Речь шла не просто о политической антигабсбургской акции — богемское предприятие явилось выражением религиозного движения, собиравшегося с силами на протяжении многих лет. Оно впитывало в себя подспудные идейные течения, расходившиеся по Европе, и искало разрешения религиозных противоречий на путях мистицизма, намеченных герметизмом и каббалой.

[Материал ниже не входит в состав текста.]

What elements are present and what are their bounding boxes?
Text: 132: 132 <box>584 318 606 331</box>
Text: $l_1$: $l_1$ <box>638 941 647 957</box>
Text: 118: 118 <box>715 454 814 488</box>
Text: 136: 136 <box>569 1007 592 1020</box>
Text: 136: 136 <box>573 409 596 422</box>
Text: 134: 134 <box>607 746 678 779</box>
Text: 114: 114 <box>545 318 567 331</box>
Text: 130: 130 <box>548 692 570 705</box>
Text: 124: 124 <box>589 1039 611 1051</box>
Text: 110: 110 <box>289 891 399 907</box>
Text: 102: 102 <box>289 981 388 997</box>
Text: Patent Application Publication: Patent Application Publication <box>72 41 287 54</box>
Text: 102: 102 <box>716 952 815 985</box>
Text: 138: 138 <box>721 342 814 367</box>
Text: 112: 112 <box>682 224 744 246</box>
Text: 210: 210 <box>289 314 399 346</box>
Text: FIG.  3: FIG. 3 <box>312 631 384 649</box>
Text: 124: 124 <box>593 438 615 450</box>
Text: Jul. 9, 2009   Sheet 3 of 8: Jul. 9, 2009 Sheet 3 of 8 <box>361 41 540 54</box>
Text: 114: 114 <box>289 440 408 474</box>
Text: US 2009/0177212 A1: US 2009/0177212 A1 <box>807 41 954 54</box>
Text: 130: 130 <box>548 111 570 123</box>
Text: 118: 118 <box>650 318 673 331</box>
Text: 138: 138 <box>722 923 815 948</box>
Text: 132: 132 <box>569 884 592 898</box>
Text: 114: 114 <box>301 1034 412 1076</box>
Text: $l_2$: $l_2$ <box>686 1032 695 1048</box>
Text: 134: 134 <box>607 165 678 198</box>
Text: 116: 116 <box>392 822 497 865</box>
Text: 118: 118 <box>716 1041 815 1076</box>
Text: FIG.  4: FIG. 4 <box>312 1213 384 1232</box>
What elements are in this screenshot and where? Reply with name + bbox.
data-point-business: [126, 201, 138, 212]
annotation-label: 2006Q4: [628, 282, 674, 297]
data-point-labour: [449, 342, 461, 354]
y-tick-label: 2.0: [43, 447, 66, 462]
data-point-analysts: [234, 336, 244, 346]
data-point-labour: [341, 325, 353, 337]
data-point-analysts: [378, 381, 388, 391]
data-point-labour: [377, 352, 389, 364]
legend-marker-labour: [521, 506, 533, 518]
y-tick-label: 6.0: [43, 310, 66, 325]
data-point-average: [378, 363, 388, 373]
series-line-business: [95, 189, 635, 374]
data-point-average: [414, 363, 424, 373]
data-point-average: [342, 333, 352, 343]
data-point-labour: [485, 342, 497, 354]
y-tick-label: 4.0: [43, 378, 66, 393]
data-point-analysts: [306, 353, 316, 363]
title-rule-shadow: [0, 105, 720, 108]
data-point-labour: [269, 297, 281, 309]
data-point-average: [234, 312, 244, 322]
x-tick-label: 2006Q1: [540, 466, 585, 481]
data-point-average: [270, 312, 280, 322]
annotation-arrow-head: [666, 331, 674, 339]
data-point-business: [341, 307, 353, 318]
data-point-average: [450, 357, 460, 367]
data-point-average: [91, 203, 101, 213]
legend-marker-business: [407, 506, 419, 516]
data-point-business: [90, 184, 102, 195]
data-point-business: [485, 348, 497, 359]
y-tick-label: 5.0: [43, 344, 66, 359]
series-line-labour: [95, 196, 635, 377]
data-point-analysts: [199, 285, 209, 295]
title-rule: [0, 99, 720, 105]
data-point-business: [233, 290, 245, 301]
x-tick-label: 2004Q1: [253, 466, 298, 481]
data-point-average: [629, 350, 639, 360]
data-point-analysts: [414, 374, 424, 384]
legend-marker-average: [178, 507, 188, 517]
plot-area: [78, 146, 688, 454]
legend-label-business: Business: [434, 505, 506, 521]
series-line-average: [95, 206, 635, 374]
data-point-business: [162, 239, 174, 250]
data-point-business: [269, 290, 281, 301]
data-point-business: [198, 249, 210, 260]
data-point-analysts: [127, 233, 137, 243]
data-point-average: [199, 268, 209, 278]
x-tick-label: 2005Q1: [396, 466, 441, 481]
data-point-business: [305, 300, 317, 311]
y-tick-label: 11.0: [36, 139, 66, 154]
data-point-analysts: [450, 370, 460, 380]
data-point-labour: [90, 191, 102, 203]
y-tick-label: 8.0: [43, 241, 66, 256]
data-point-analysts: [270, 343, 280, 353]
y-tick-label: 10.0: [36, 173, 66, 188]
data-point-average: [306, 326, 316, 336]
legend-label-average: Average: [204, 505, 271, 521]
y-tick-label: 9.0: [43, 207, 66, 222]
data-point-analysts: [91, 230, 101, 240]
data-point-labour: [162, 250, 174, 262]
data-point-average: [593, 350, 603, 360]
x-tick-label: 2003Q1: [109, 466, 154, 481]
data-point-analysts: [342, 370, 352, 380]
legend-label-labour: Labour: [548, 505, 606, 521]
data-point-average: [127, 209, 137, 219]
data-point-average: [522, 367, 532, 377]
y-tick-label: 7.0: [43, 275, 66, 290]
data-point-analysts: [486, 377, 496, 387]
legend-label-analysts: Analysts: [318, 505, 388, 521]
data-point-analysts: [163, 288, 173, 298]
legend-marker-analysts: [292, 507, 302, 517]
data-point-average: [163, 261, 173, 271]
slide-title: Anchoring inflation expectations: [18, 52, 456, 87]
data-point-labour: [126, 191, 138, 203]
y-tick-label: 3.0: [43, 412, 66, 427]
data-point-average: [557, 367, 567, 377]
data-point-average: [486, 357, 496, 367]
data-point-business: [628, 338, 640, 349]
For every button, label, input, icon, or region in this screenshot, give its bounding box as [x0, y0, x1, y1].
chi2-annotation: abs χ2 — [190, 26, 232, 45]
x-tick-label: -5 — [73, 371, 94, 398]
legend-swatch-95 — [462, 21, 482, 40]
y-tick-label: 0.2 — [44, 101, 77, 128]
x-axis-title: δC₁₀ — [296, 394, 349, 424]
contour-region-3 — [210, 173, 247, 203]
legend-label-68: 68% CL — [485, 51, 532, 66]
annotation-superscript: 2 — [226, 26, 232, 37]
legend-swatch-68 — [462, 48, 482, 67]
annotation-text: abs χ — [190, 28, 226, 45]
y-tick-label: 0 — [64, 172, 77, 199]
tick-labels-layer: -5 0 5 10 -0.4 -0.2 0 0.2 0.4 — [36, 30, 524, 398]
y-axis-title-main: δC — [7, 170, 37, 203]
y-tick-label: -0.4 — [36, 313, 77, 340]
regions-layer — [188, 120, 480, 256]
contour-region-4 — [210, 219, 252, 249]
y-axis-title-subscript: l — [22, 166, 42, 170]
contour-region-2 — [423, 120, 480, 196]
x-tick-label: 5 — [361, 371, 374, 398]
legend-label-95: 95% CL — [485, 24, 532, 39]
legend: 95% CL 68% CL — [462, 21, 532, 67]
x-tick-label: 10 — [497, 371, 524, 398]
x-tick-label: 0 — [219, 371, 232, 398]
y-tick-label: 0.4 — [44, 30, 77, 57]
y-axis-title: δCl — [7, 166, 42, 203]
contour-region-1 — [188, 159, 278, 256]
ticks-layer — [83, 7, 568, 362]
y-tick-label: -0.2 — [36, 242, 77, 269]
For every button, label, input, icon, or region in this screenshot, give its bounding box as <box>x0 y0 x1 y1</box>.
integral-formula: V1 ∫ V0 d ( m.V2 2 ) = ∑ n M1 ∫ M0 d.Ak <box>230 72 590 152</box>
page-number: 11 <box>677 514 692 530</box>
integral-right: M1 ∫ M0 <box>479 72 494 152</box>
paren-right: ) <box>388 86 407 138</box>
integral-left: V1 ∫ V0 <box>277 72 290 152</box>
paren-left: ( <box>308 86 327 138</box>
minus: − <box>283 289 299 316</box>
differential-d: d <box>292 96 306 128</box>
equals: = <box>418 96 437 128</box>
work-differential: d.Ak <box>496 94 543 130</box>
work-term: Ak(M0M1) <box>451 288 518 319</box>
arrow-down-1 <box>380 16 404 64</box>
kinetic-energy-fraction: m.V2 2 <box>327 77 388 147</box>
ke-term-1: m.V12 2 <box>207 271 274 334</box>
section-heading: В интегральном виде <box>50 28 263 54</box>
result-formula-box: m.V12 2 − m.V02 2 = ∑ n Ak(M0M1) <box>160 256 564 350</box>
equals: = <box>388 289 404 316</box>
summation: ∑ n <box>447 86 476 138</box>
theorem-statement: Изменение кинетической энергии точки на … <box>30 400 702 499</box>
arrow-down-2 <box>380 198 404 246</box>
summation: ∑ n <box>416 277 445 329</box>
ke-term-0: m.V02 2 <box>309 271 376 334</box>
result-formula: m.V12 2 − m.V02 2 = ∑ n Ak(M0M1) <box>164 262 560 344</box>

Причудливую мистическую атмосферу, которой окружали Фридриха и его супругу восторженные почитатели, можно почувствовать, рассматривая немецкую гравюру, напечатанную в 1613 г. (см. илл. перед гл. I): Фридриха и Елизавету озаряют лучи, исходящие от божественного имени, начертанного над их головами. Этот лубок мог быть первым из числа многих листовок, гравюр и памфлетов подобного рода, распространявшихся в Германии в последующие годы. Иконография Фридриха на печатных гравюрах предоставляет исследователю важнейшую череду свидетельств относительно связей пфальцграфа с современными ему идейными течениями, что и предполагается со всей ясностью показать в следующей главе.